III. El título de Madre de Dios eleva a María a tal altura que el pensamiento humano no puede alcanzarla; después de Dios no puede haber nada mayor que María. El Eterno, cuando la formó, agotó, por decirlo así, toda su omnipotencia; podría haber creado un mundo más vasto, un cielo más brillante, una tierra adornada con flores más fragantes y hermosas; pero le sería imposible formar una madre más elevada en dignidad, más excelsa que la mía. Esta dignidad es como infinita, porque aquel a quien dio el ser es de una grandeza infinita: así, si no hay nada por encima de Dios, tampoco puede haber criatura mayor que María. Pero ¿cómo podrás comprender la grandeza de María, si solo a Dios le es dado comprenderla? La propia Virgen no puede comprender toda la extensión de su grandeza; por eso, a la vista de las grandes gracias con que Dios la había favorecido, se contentó con decir que todas las generaciones la llamarían bienaventurada; que el Todo Poderoso había obrado grandes maravillas en ella, y que por eso su brazo había manifestado su poder. ¡Oh, hija mía, cuán feliz eres por tener tal Madre! En verdad, deberías conservarte en silencio y en santo temor ante ella, sin siquiera atreverte a levantar los ojos al esplendor de su dignidad. Pero ella es tu Madre; y por eso no solo no reprueba que la ames con ternura y confianza de hija, sino que lo desea y te lo pide. ¡Ve la inefable bondad de María! ¡Ve tu feliz destino!
FRUTO
Reconócete indigna de ser hija de María. Y por ello, sin dejar de considerarla y amarla tiernamente como tu Madre, ofrécele a ella en calidad de esclava. Lleva colgando del cuello alguna imagen suya, o algún escapulario, cordón o rosario, como señal honorífica y recuerdo de que eres su hija. Agradece a Dios por haberla escogido como su Madre en lugar de cualquier otra criatura, y por eso, júbila con ella, especialmente cuando reces las Ave Marías al toque de las Trindades.
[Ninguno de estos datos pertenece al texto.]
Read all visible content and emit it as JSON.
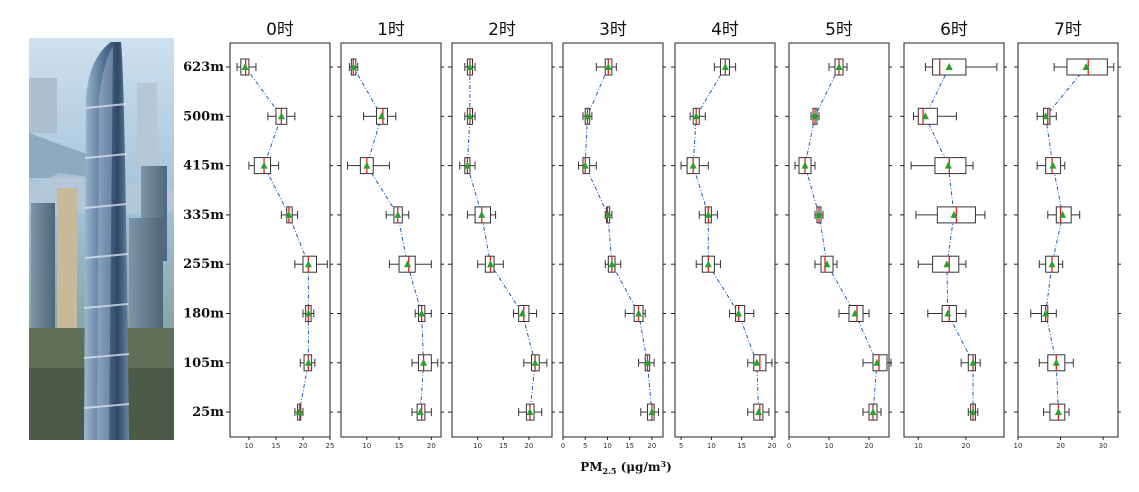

San Leonardo de Porto Mauricio nunca dejaba de rendir a María este homenaje de amor filial cada vez que escuchaba dar las horas. - Rezará hoy nueve Ave Marías, para alegrarte con ella por su divina maternidad, y besarás tres veces el suelo, para testimoniar tu humilde servidumbre.
AFECTOS
¡Oh santa Madre de Dios! ¡Virgen sublime! ¡Virgen incomparable! No sé cómo testimoniar mi reconocimiento por el insigne favor que me hiciste al querer ser mi Madre y considerarme tu hija. Me quedo muda y confusa al comparar mi bajeza e indignidad con tu bondad y grandeza; pero que hable mi corazón por mí, pues no sé cómo expresar los afectos que se encienden en mi alma. Al menos, ya que me lo permites, te llamaré con el dulce nombre de Madre; te invocaré como mi Madre, y como Madre te amaré siempre, con ternura y confianza sin límites. Pero, ni por eso dejaré nunca de confesarme tu inútil e indignísima esclava: ¡Oh, mi Madre y mi señora! No permitas que me vuelva indigna de ti por alguna acción que me deshonre ante Dios.